Paul F. Walker, an arms control expert with Green Cross International, stated ‘[e]ven though Libya’s chemical stockpile was relatively small, the effort to destroy it was very difficult because of weather, geography and because it’s a dangerous area with warring tribes, increasing the risks of theft and diversion.’ The disposal site is located in the desert where Islamist militants are gaining more influence and where the eastern and western provinces struggle over political power and oil revenue.
The programme used a Swedish custom-built device to destroy the chemical weapons. The device is like a giant, high-tech oven in which the weapons are fed into a gas-tight chamber, where the toxic materials are vaporised at temperatures up to 1,000 degrees Fahrenheit. The easily transportable technology used to destroy Libya’s chemical weapons has become a model for the programme in Syria to destroy their chemical weapons now underway.

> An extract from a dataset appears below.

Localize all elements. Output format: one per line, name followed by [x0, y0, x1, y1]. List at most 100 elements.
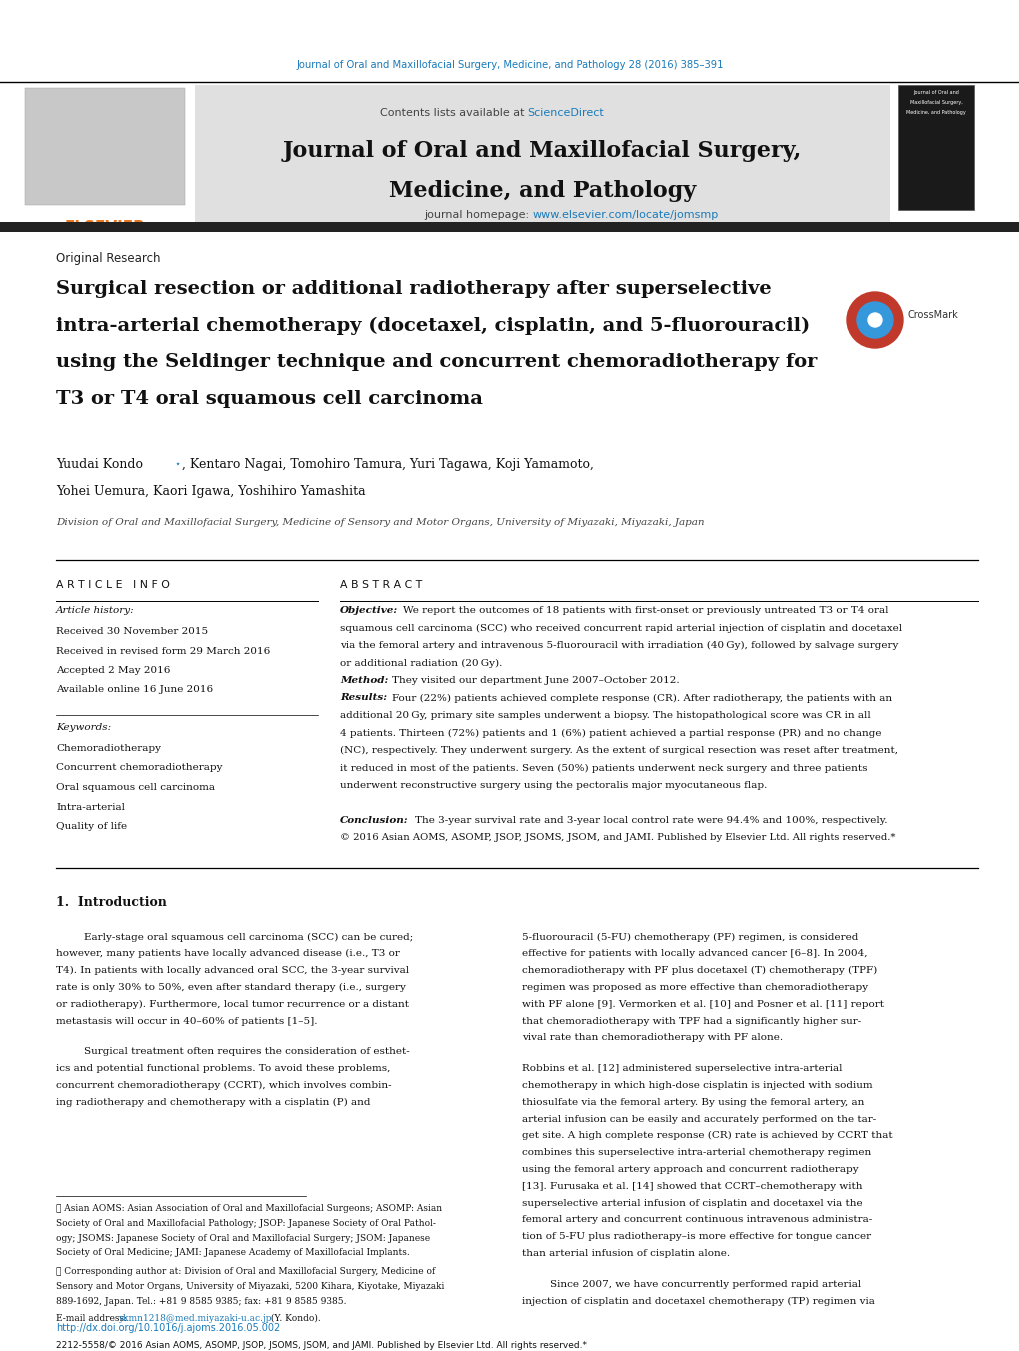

Source: The New York Times | Libya’s Cache of Toxic Arms All Destroyed
15 October 2013
After one of deadliest migrant-ship disasters in recent history, whereby a vessel originating from Libya capsized, already resulting in the death of 311 individuals, UN High Commissioner for Refugees spokesperson Adrian Edwards urged wider responsibility-sharing among European Union states to process asylum claims, and to find lasting solutions for people that are in need of international protection.
A better gathering and sharing of information about the routes and means that people are taking in flight is also needed, as well as improved rescue at sea detection and response, and better care arrangements on arrival after their disembarkation, such as improved facilities, according to Edwards.
Source: UNHCR | UNHCR warns of further boat tragedy risk on Mediterranean
Source: UN News Centre | After Lampedusa tragedy, UN refugee agency urges European Union to revisit migration polices
25 September 2013
Chad, Egypt, Libya and Sudan signed a UN backed ‘Strategic Action Programme’, to ensure the equitable use of the Nubian Sandstone Aquifer System, a water resource that lies beneath the four states. The Action Programme envisages improving cooperation among the four arid nations, and strengthening their capacity to manage and monitor the aquifer effectively. It also establishes a new Joint Authority for the Nubian Aquifer System.
Source: UN News Centre | Four African nations agree to improve use of key water resource under UN-backed plan
8 August 2013
According to a report by CNN, the CIA was conducting a weapons smuggling operation from Libyan arms depots to the Syrian rebels when the United States’ embassy in Benghazi was attacked in September 2012.
The report alleges the possibility that CIA operations in Benghazi were secretly helping to transport surface-to-air missiles from Libyan depots, through Turkey, to Syrian rebel groups. The CIA has not commented on any involvement in weapons transfers, while the State Department has denied involvement and stated it was merely helping the new Libyan government destroy unsafe weapons.
Source: CCN | The Lead | Exclusive: Dozens of CIA operatives on the ground during Benghazi attack
Source: Centre for Research on Globalization | CIA Was Smuggling Weapons to Syrian Rebels During Benghazi Embassy Attack: “Unnamed Source”
30 January 2013
Italy’s highest criminal court has ruled that Italian radar systems did not adequately protect jets from stray missiles, and that Italy must compensate the victims’ families. It held that there was “abundantly” clear evidence that a stray missile caused an Italian passenger jet to crash into the Mediterranean Sea in 1980, resulting in the death of all 81 people aboard.
It remains unclear who fired the missile. One theory is that the jet was caught in the crossfire of a military aerial fight, with a Libyan plane possibly the target. French, U.S. and NATO officials have denied military activity in the skies that night.